Colleague James Seiber, then chair of the UC Davis Department of Environmental Toxicology and now emeritus professor, UC Davis Food Science and Technology, described him "as a one-of-a-kind person and scientist...His contributions to pesticide science and toxicology are so significant. He was the fitting recipient of the International Award for Research in Agrochemicals several years ago."
Born Nov. 23, 1943, Dr. Krieger received his bachelor's degree in chemistry/biology in 1967 from Pacific Lutheran University, Tacoma, Wash., and his doctorate from Cornell University in 1970, where he was a student in the Department of Entomology and a National Institute of Environmental Health Sciences (NIEHS) Trainee in Environmental Toxicology.
In 1986 he became a staff toxicologist and later branch chief, Worker Health and Safety, California Department of Food and Agriculture (now California Environmental Protection Agency). He served two major Washington D.C., consulting firms (1991-94) in exposure and risk assessment before returning to the University of California, as an extension toxicologist at UC Riverside. He taught toxicology at both the undergraduate and graduate levels. His research concerned the fate and effects of pesticides in humans, risk assessments, and risk communication. His latest studies concerned methods and techniques for determining the availability of chemical residues on surfaces, exposure biomonitoring of urban and agricultural populations that are exposed to pesticides and other chemicals.
A noted toxicologist and teacher, he received the 2006 Distinguished Award in Extension from the Pacific Branch, Entomological Society of America; and in 2005, received both the Society of Toxicology's Public Communication Award and the American Chemical Society's International Award for Research in Agrochemicals. In 2006, the Society of Toxicology presented him with its Education Award.

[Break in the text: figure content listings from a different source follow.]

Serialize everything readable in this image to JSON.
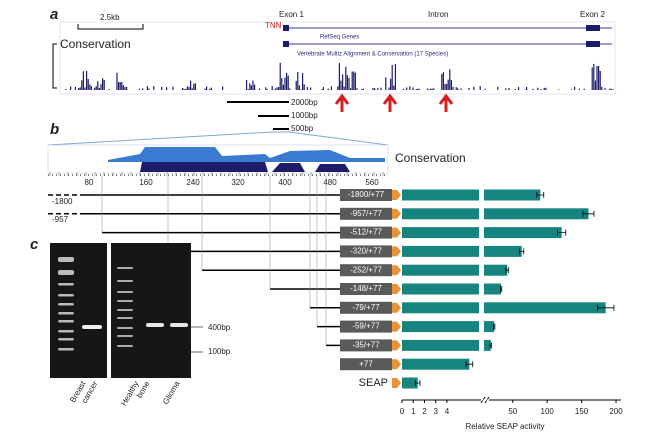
{
  "panel_labels": [
    "a",
    "b",
    "c"
  ],
  "track": {
    "scale": "2.5kb",
    "gene": "TNN",
    "exon1": "Exon 1",
    "intron": "Intron",
    "exon2": "Exon 2",
    "conservation": "Conservation",
    "refseq": "RefSeq Genes",
    "multiz": "Vertebrate Multiz Alignment & Conservation (17 Species)"
  },
  "lengths": [
    "2000bp",
    "1000bp",
    "500bp"
  ],
  "zoom": {
    "conservation": "Conservation",
    "ruler": [
      80,
      160,
      240,
      320,
      400,
      480,
      560
    ],
    "starts": [
      "-1800",
      "-957"
    ]
  },
  "gel": {
    "markers": [
      "400bp",
      "100bp"
    ],
    "lanes": [
      [
        "Breast",
        "cancer"
      ],
      [
        "Healthy",
        "bone"
      ],
      [
        "Glioma"
      ]
    ]
  },
  "chart_data": {
    "type": "bar",
    "orientation": "horizontal",
    "categories": [
      "-1800/+77",
      "-957/+77",
      "-512/+77",
      "-320/+77",
      "-252/+77",
      "-148/+77",
      "-79/+77",
      "-59/+77",
      "-35/+77",
      "+77",
      "SEAP"
    ],
    "values": [
      90,
      160,
      121,
      63,
      42,
      33,
      185,
      23,
      18,
      6,
      1.4
    ],
    "errors": [
      5,
      8,
      6,
      3,
      2,
      1,
      12,
      1,
      1,
      0.3,
      0.2
    ],
    "color": "#17857f",
    "xlabel": "Relative SEAP activity",
    "xlim": [
      0,
      200
    ],
    "xbreak": [
      6.5,
      14
    ],
    "xticks": [
      0,
      1,
      2,
      3,
      4,
      50,
      100,
      150,
      200
    ]
  }
}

Shirley Gee recalled many fond memories of Dr. Krieger and noted that he was a great teacher. In the late 1970s he taught an introductory course in toxicology. He as well-known for his 'multi-media' slide shows. We would have 100's of photos turned into slides by Reprographics and he would run as many as three slide projectors at a time on multiple screens and music. I think this technique was really appealing to the students and as a result, his class had, I'm sure hundreds of students. The students that were his teacher assistants had their hands full carting the slide projectors around and making sure there were no glitches during the lecture. But of course, it wasn't just the multi-media, it was his delivery of the material. Succinct, relevant to the student and with charm."
"Another thing, is that he loved fire," Gee recalled. "We had fantastic campfires both when the lab group went camping and in his backyard. The lab's favorite activity was the annual camping trip to Mendocino. Salmon cooked on the campfire was the best!"
"From a personal standpoint, he was the one that encouraged me to get a master's degree and taught me what research was all about," Gee said. "It was also his introduction of me to Bruce (Hammock) that set me off on a long term research career. I could not have asked for a better mentor."